Titik awal kiprahnya di pergerakan nasional dimulai sesaat setelah kemerdekaan. Djuanda bersama barisan pemuda mengambil alih Jawatan Kereta Api dari Jepang pada 28 September 1945. Pemerintah Indonesia sempat mengangkatnya jadi Kepala Jawatan Kereta Api untuk wilayah Jawa dan Madura. Kinerja baik membuat Djuanda diangkat menjadi Menteri Perhubungan.

Dia sempat ditangkap Belanda pada Agresi Militer II tanggal 19 Desember 1948. Setelah momen itu, Djuanda beberapa kali diangkat menjadi menteri. Beberapa posisi yang pernah dijabat Djuanda adalah Menteri Keuangan pada Kabinet Kerja I dan II, Menteri Pekerjaan Umum pada Kabinet Hatta I, Menteri Perdagangan pada Kabinet RIS, dan Menteri Perhubungan pada Kabinet Syahrir III.

Puncak karier Djuanda terjadi saat ia menjabat Perdana Menteri pada 1957-1959. Saat itu, Indonesia masih mengadopsi sistem parlementer. Sukarno saat itu menjabat Presiden dengan status kepala negara.

 

Teritori maritim

Pada 1957, kedaulatan Indonesia dihadang oleh aturan Territiriale Zee Maritiem Kringen Ordonantie (Ordonasi Tentang Laut Teritorial dan Lingkungan Martitim) 1939. Aturan itu hanya mengakui batas laut teritorial hanya 3 mil dari garis pantai terendah.
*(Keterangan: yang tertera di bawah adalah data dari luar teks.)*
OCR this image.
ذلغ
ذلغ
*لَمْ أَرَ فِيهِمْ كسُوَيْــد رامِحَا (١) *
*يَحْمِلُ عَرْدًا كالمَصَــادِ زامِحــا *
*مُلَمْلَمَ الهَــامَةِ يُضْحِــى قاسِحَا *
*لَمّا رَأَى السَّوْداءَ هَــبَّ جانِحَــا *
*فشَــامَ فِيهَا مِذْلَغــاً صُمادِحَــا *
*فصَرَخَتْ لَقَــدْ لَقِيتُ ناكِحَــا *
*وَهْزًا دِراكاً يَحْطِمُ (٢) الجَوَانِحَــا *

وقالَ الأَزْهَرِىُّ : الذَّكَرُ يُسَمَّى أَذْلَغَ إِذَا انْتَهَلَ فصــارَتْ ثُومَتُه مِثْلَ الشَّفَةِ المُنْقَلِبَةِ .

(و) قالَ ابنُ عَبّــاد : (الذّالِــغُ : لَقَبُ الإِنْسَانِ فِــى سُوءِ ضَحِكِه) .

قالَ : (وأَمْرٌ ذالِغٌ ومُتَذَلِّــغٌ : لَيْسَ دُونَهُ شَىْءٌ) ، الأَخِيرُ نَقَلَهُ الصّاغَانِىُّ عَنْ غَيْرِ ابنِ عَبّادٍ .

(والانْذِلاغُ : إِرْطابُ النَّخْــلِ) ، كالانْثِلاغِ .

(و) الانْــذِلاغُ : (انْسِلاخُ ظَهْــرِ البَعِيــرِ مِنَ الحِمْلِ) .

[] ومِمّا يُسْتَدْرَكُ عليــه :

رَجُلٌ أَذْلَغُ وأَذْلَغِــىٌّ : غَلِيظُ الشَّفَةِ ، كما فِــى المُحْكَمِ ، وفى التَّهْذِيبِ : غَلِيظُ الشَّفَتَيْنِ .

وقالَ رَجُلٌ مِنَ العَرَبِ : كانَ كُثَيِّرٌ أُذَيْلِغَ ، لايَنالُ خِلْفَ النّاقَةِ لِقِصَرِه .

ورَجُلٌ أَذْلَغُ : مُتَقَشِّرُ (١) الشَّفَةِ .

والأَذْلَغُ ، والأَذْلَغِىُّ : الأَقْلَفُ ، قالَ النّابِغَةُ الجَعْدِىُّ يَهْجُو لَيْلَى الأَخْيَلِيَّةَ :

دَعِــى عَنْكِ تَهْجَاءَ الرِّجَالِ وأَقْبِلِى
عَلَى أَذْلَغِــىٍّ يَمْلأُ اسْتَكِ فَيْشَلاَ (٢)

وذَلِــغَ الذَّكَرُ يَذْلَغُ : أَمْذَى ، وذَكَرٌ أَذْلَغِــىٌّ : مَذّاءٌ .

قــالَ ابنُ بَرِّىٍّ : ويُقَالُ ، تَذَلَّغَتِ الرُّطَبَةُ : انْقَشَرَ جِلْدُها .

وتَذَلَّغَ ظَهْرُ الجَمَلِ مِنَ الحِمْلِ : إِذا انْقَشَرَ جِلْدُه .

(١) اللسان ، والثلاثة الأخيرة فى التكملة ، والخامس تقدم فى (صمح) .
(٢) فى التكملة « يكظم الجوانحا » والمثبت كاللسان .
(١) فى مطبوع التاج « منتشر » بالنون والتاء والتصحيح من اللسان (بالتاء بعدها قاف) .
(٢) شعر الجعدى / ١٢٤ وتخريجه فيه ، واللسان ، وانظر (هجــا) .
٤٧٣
Djuanda tidak setuju dengan hal itu karena Negara Kesatuan Republik Indonesia bakal terpisah-pisah oleh laut internasional.

Dia pun mengeluarkan Deklarasi Djuanda pada 13 Desember 1957. Dalam deklarasi itu ia menyatakan kepada masyarakat internasional bahwa segala perairan yang menghubungkan pulau-pulau Indonesia masuk dalam teritori Negara Republik Indonesia. Deklarasi itu ditentang oleh Amerika Serikat dan Australia. Namun karena kegigihan Djuanda, deklarasi tersebut bertahan dan disahkan oleh Konvensi Hukum Laut PBB (United Nation Convention on Law of Sea).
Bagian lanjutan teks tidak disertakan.